Abbreviations in Table 2 mean the following, except for those defined above.
P5: LumiCure MIA200 [trade name, manufactured by DIC Corporation, polyether bismaleimide acetate represented by the following formula (10)]

The composition of this invention can be used for various uses, such as an adhesive, an adhesive agent, ink, a coating agent, a resist, and a molding agent, and can be preferably used especially as an adhesive. Furthermore, the composition of the present invention can be used for various applications by forming a cured film on a substrate, and can be particularly preferably used as an adhesive sheet.

Claims (9)

Compound (A) having an ethylenically unsaturated group other than a maleimide group and a maleimide group, a compound other than the component (A), a compound having an ethylenically unsaturated group having a molecular weight of 300 or less, and an alkyl (meth) acrylate A composition containing (B) and a polymer (C) containing a polymer having a maleimide group, wherein the component (A) is added in an amount of 0.1 based on the total amount of the components (A) to (C).

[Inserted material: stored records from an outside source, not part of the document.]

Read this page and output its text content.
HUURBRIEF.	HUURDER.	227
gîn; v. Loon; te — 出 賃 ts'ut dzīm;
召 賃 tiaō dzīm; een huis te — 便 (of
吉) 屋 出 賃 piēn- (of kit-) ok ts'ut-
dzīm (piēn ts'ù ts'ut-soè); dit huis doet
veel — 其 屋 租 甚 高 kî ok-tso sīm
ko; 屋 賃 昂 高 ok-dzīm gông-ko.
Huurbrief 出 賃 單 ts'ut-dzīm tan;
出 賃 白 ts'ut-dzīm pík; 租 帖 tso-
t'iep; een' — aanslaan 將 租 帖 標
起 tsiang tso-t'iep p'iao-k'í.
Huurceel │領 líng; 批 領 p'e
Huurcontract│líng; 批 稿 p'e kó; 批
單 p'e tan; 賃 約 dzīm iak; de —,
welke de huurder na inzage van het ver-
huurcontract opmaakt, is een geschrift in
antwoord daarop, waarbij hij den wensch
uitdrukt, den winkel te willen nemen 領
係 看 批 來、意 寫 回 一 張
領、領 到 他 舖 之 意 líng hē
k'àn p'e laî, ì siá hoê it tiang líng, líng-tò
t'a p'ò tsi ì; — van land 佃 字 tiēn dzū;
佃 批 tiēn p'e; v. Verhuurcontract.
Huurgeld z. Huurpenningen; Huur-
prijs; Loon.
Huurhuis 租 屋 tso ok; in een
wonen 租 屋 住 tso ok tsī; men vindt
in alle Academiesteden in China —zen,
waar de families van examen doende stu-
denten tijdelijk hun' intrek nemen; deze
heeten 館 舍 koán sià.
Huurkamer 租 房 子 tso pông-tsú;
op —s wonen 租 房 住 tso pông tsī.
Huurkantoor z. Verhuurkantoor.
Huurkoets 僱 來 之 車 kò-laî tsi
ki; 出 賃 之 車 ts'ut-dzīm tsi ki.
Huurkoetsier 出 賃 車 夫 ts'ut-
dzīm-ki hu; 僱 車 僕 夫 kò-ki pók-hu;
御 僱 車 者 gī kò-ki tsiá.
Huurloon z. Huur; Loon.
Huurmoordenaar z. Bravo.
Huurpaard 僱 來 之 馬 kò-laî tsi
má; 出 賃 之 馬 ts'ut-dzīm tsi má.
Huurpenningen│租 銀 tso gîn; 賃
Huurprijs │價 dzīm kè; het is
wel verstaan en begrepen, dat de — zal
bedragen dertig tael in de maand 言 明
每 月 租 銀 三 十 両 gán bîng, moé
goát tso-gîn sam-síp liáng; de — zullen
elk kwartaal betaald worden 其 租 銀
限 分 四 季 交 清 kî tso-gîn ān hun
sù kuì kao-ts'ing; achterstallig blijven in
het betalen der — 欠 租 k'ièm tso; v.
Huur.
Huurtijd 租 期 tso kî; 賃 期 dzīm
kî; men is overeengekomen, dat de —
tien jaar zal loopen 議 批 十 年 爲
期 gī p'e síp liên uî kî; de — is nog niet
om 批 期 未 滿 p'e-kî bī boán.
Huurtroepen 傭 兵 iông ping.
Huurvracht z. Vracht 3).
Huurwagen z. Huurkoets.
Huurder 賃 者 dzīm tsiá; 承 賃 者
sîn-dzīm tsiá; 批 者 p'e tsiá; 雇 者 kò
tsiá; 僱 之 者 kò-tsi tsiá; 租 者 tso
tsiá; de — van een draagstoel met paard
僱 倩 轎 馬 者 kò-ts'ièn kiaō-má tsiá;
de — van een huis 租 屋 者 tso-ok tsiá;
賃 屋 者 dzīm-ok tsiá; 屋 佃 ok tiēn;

An active energy ray-curable composition comprising -15% by weight, 45 to 97.9% by weight of component (B), and 2 to 40% by weight of component (C).   The active energy ray-curable composition according to claim 1, which does not contain an organic solvent. The active energy ray-curable composition according to claim 1 or 2 , wherein the component (C) is a polymer having a weight average molecular weight of 10,000 or more. Furthermore, the active energy ray hardening-type composition in any one of Claims 1-3 containing a photoinitiator (D). The active energy ray hardening-type composition of Claim 4 which contains 0.1-10 weight% of photoinitiators (D) in a composition. The active energy ray hardening-type adhesive composition containing the composition in any one of Claims 1-5 . The adhesive sheet containing the cured film of the composition in any one of Claims 1-6 on a base material. The manufacturing method of the sheet | seat which irradiates an active energy ray after coating the composition in any one of Claims 1-6 on a base material. The manufacturing method of the adhesive sheet which irradiates an active energy ray after applying the composition in any one of Claims 1-6 to a base material.